Far-right activists have thus built an ecosystem of Alt-Tech platforms that has outdistanced progressive alternative media in terms of crowdsourcing and successful fundraising for tech start-ups. Of course, the recent success of the far right has resulted not only from savvy social media strategies, but also from a broader political context that is conducive to its goals. After the repression – and, in some quarters, perceived failure – of the 2011 progressive movements, some of the same anger towards the establishment has been harnessed by reactionary, conservative actors. Far-right activists have thus made the most of the opportunities that come with being in line with broader political currents and particularly the rise in the politics of fear that go along with uncertainty and increasing inequality.

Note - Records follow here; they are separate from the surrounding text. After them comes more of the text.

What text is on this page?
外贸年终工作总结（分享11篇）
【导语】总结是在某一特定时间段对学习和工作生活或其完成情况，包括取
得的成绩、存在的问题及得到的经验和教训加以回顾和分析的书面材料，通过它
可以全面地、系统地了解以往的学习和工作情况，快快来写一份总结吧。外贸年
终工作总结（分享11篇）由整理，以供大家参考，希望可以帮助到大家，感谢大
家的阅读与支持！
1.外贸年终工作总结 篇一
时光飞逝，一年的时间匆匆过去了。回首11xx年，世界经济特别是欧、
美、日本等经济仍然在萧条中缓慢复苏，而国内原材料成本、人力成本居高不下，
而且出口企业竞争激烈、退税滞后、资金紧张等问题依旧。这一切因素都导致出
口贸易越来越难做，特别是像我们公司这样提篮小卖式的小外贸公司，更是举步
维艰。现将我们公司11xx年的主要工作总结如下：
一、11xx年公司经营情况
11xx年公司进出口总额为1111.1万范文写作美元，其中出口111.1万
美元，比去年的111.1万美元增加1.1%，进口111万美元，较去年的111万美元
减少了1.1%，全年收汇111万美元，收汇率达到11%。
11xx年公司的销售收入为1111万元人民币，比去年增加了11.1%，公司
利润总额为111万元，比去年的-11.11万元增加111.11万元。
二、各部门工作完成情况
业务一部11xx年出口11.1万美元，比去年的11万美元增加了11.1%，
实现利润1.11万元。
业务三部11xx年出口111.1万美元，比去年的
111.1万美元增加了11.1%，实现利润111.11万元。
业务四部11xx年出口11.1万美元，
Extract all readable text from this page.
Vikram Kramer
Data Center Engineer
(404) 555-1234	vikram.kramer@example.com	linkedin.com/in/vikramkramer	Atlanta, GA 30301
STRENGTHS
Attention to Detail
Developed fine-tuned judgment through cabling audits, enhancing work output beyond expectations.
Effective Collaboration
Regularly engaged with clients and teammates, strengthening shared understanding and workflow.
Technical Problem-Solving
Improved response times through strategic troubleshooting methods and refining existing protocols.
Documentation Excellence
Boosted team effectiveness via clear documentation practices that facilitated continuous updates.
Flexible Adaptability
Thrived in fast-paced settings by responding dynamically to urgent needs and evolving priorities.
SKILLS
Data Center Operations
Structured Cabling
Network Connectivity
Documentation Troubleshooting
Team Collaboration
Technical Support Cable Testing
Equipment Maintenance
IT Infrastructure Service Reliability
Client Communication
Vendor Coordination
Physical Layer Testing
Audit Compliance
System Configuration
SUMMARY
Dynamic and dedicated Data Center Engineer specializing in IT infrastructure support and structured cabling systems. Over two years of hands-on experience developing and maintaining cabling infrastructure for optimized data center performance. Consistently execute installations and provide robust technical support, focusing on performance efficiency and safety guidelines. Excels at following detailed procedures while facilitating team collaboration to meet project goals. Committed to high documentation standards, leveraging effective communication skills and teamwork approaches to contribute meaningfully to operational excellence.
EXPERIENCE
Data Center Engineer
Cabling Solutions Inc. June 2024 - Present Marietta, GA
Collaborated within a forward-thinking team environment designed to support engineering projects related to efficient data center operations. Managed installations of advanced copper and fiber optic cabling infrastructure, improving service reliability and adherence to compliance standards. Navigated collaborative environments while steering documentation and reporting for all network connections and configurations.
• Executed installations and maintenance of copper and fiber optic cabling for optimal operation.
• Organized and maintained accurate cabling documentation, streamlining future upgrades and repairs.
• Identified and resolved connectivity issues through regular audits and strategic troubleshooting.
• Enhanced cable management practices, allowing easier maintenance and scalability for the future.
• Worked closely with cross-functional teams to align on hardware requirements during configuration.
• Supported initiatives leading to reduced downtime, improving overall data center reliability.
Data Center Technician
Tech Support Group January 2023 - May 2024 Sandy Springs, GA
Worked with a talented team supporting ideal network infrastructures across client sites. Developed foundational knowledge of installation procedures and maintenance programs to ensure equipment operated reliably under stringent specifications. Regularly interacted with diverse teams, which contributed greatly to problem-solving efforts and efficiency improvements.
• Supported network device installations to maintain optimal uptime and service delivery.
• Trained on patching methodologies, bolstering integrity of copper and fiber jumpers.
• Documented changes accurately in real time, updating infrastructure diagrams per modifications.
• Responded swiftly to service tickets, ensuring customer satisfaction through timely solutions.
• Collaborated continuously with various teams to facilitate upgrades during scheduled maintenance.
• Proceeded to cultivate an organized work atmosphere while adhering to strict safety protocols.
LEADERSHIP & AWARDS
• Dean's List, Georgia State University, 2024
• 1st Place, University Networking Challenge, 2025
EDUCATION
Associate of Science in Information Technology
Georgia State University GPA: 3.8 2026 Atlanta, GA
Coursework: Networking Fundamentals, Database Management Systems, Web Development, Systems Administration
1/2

Yet, the perfect storm of economic, social and climate crises that we are currently facing is also presenting an opening for radical change on the progressive side of the political spectrum. Developing greater connectivity across groups, issues and digital media properties is paramount within this context.
Apart from hyperlinking and interconnectivity, consistency and continuity will also help progressive groups, and the environmental movement in particular, in harnessing digital power. Lasting bonds of collaboration can alleviate the immense efforts of voluntary labour for establishing and running alternative platforms through the development of routines and a repository of knowledge and experience. Such labour is also necessary for attacking commercial social media, which is often based on the painstaking collection of information about the profit-driven logics of Big Tech. Sustained collaboration over a period of time makes this voluntary labour possible as it enables knowledge transfer across different activist groups and generations, gathering insights from past experiences, from what works and what doesn’t, and ensuring that these lessons are passed on and combined with new insights for new generations of activism.
As demonstrated by the example of the far right, the curation of digital content is another crucial aspect of interconnectivity and collaboration. Curation refers to the process of finding, selecting, organising, and interlinking suitable messages. It thus helps to create a collaborative network of interconnected actors and communications that provides a rich and consistent message and offers users different entry points to the ‘message space’ of progressive movements. At its core, curation is all about the cultivation of community, connectivity and participation, a logic that goes against social media business models which foster individualism and the personalisation of political action.
Obviously, such strategies of collaboration often encounter many obstacles. Doctrinal and ideological differences, however minute they may seem to outsiders, may split progressive movements and increase factionalism. Greater collaboration can pose risks to legitimacy, as groups may be afraid to align more closely with, for instance, a more radical actor, since they can be tainted by association. Or the reason may be more self-interested, as groups may want to retain audiences in their own social media properties rather than sharing them with related actors. The lack of funding and resources for progressive politics may lead to competing for audiences and a lack of connectivity between activist groups online.
Thus, for collaboration to work, activists need to be committed to working together in providing alternatives. Moving ahead, it is this belief in the value of building broader networks of networks that can help activists in harnessing the power of digital media, resisting Big Tech and changing the world.